Every day I seem to crave the euphoric feeling that only marijuana can provide. I can feel the boundaries of myself dissipate, as I become one with the world — I don’t know where I begin or where I end…I inhale and exhale. I start to receive glances as people crane their necks to see who’s blazing up on the slope. Well, that stoner is me and this is my story. 

At the start of freshman year, I came to Cornell intoxicated by my pre-med dreams. I imagined myself girl-bossing in my lab coat, making crazy concoctions that turned vibrant colors and making errorless calculations. The lab would end with a typed-up lab report fit for a Nobel. You can imagine the disillusionment that followed after my first month of CHEM 2070, Cornell’s most famous weed-out class. Given Cornell’s culture of overachievers is more toxic than potassium cyanide, people never talk about what happens if you are, dare I say…weeded out of this class. 

It began with a string of mistakes. During a titration, the beaker slipped through my hands and I happened to “drop the base” but I wasn’t at a frat party so this ironic mistake did not win me lab partner friends. I found the Bohr model lab so Bohr-ing that I slept through the entire thing. The lab instructor orbited the lab tables like an excited electron yet refused to answer any of my questions. In a final plea for help, I told her that my understanding of chemistry concepts was very much like water and oil…I simply could not dissolve the material. One time I even ended up with a 420% error, I thought that was a bit too high. 

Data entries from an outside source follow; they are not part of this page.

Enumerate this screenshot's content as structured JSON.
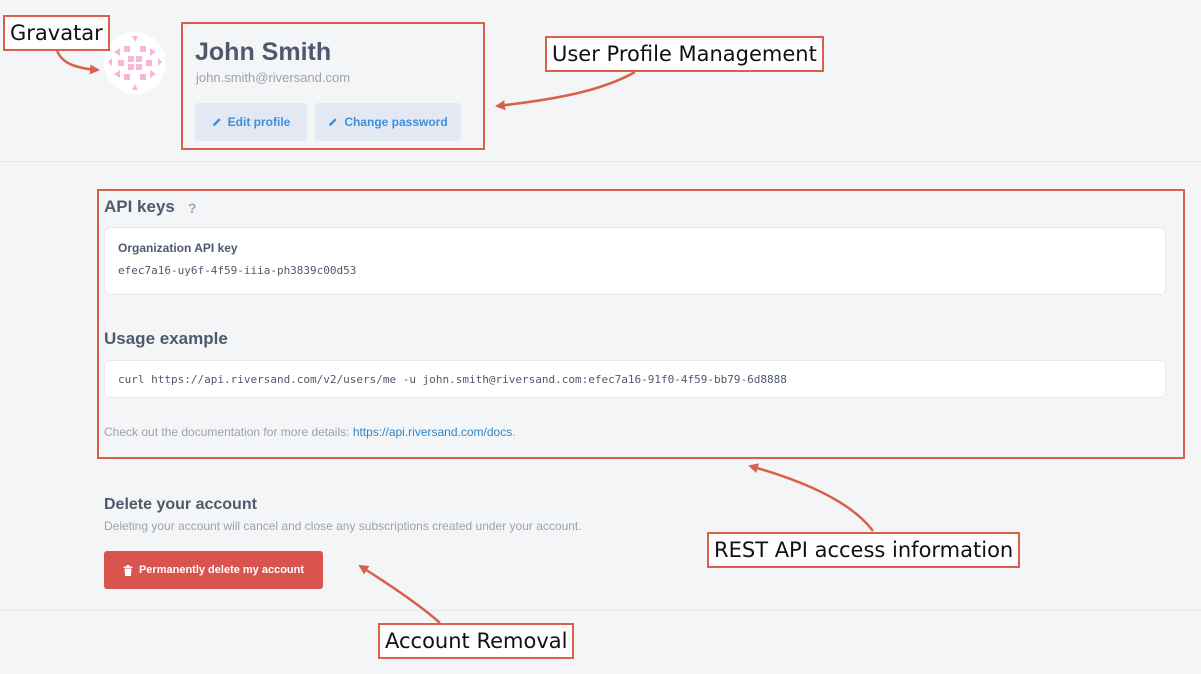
{
  "profile": {
    "name": "John Smith",
    "email": "john.smith@riversand.com",
    "edit_label": "Edit profile",
    "password_label": "Change password"
  },
  "api": {
    "title": "API keys",
    "help": "?",
    "key_label": "Organization API key",
    "key_value": "efec7a16-uy6f-4f59-iiia-ph3839c00d53",
    "usage_title": "Usage example",
    "usage_code": "curl https://api.riversand.com/v2/users/me -u john.smith@riversand.com:efec7a16-91f0-4f59-bb79-6d8888",
    "docs_text": "Check out the documentation for more details: ",
    "docs_link": "https://api.riversand.com/docs",
    "docs_end": "."
  },
  "delete": {
    "title": "Delete your account",
    "description": "Deleting your account will cancel and close any subscriptions created under your account.",
    "button_label": "Permanently delete my account"
  },
  "annotations": {
    "gravatar": "Gravatar",
    "profile": "User Profile Management",
    "api": "REST API access information",
    "removal": "Account Removal"
  },
  "colors": {
    "accent": "#3d8ee0",
    "danger": "#d9534f",
    "annotation": "#d9604a",
    "gravatar": "#f7b6d6"
  },
  "icons": {
    "edit": "pencil-icon",
    "password": "pencil-icon",
    "delete": "trash-icon",
    "help": "question-icon"
  }
}
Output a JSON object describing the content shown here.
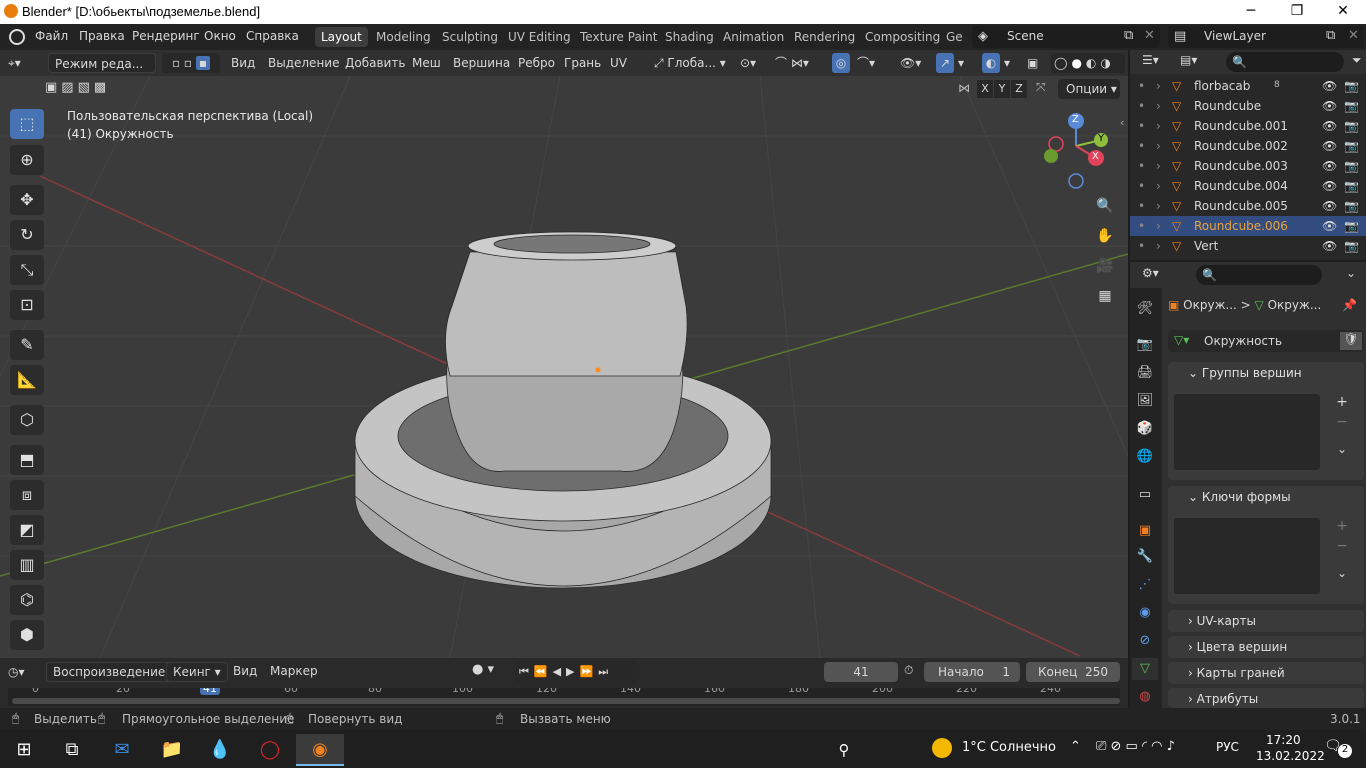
{
  "window": {
    "title": "Blender* [D:\\обьекты\\подземелье.blend]",
    "controls": [
      "─",
      "❐",
      "✕"
    ]
  },
  "menu": {
    "items": [
      "Файл",
      "Правка",
      "Рендеринг",
      "Окно",
      "Справка"
    ],
    "workspaces": [
      "Layout",
      "Modeling",
      "Sculpting",
      "UV Editing",
      "Texture Paint",
      "Shading",
      "Animation",
      "Rendering",
      "Compositing",
      "Ge"
    ],
    "scene": "Scene",
    "view_layer": "ViewLayer"
  },
  "header": {
    "mode": "Режим реда...",
    "items": [
      "Вид",
      "Выделение",
      "Добавить",
      "Меш",
      "Вершина",
      "Ребро",
      "Грань",
      "UV"
    ],
    "orientation": "Глоба...",
    "axes": [
      "X",
      "Y",
      "Z"
    ],
    "options": "Опции"
  },
  "viewport": {
    "perspective": "Пользовательская перспектива (Local)",
    "object": "(41) Окружность",
    "gizmo": {
      "z": "Z",
      "y": "Y",
      "x": "X"
    }
  },
  "outliner": {
    "rows": [
      {
        "name": "florbacab",
        "sel": false,
        "badge": "8"
      },
      {
        "name": "Roundcube",
        "sel": false
      },
      {
        "name": "Roundcube.001",
        "sel": false
      },
      {
        "name": "Roundcube.002",
        "sel": false
      },
      {
        "name": "Roundcube.003",
        "sel": false
      },
      {
        "name": "Roundcube.004",
        "sel": false
      },
      {
        "name": "Roundcube.005",
        "sel": false
      },
      {
        "name": "Roundcube.006",
        "sel": true
      },
      {
        "name": "Vert",
        "sel": false
      }
    ]
  },
  "properties": {
    "breadcrumb": [
      "Окруж...",
      "Окруж..."
    ],
    "datablock": "Окружность",
    "panels": [
      "Группы вершин",
      "Ключи формы",
      "UV-карты",
      "Цвета вершин",
      "Карты граней",
      "Атрибуты"
    ]
  },
  "timeline": {
    "menus": [
      "Воспроизведение",
      "Кеинг",
      "Вид",
      "Маркер"
    ],
    "current_frame": "41",
    "start_label": "Начало",
    "start": "1",
    "end_label": "Конец",
    "end": "250",
    "ruler": [
      "0",
      "20",
      "41",
      "60",
      "80",
      "100",
      "120",
      "140",
      "160",
      "180",
      "200",
      "220",
      "240"
    ]
  },
  "status": {
    "select": "Выделить",
    "box": "Прямоугольное выделение",
    "rotate": "Повернуть вид",
    "menu": "Вызвать меню",
    "version": "3.0.1"
  },
  "taskbar": {
    "weather": "1°C Солнечно",
    "lang": "РУС",
    "time": "17:20",
    "date": "13.02.2022",
    "notif": "2"
  }
}
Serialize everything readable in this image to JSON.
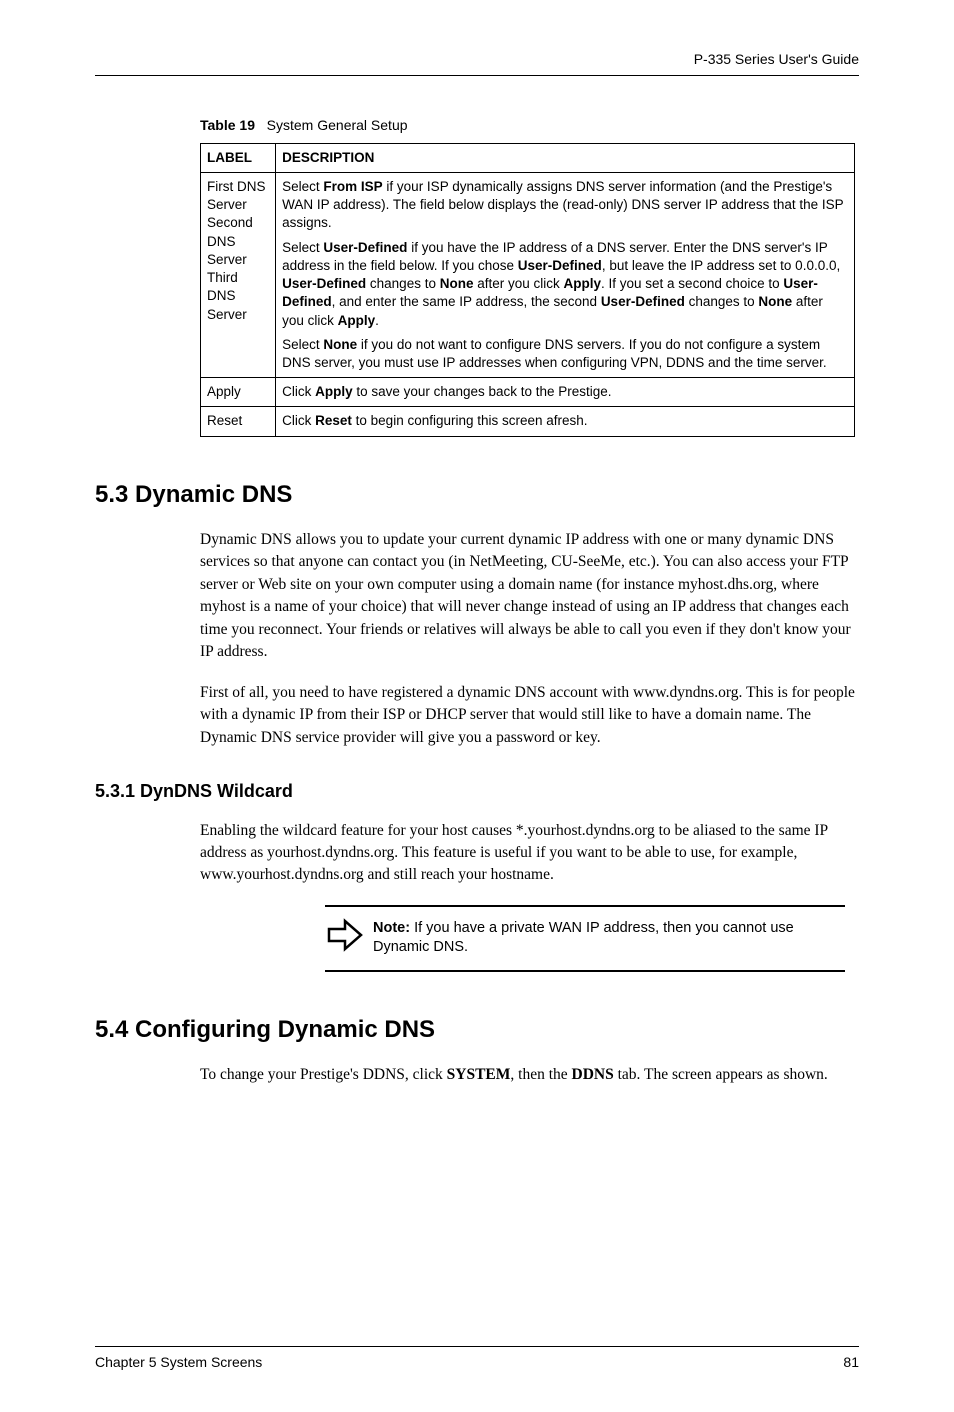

About a month in, I was approached by a group of TAs who splashed vinegar on me as I walked through the door. I learned in my plant biology class that vinegar was a good way to naturally get rid of weeds. I realized that I was the weed, just chemically baptized by Prof. StepHen Lee’s cronies who led me down a set of stairs to a room they called The Joint (located somewhere in Baker Hall). This is where it got weird. Rows of potted plants lined the walls and the room, dank and musty, reeked of pot. I was approached by a group of red-eyed, green lab coat-wearing students who called themselves StepHen’s Stoners. 

They told me they were studying tetrahydrocannabinol (THC) and lit up a fat joint. They had their research question written on a chalkboard: How does inhaling a gaseous vapor release so much pressure from my life? I inhaled for the first time ever. I was always seen as a goody-too-shoes in high school but as they say all good things must come to an end. I was enraptured by the chemical reaction occurring in my brain. In one day I had gone from performing scientific experiments to experimenting with drugs — which involves more chemical reactions anyway… ones that you can feel! 

The kids that are weeded out of CHEM 2070 provide ganja to the entirety of the Cornell student body. While their grades may be exceptionally low, they keep the student body extraordinarily high.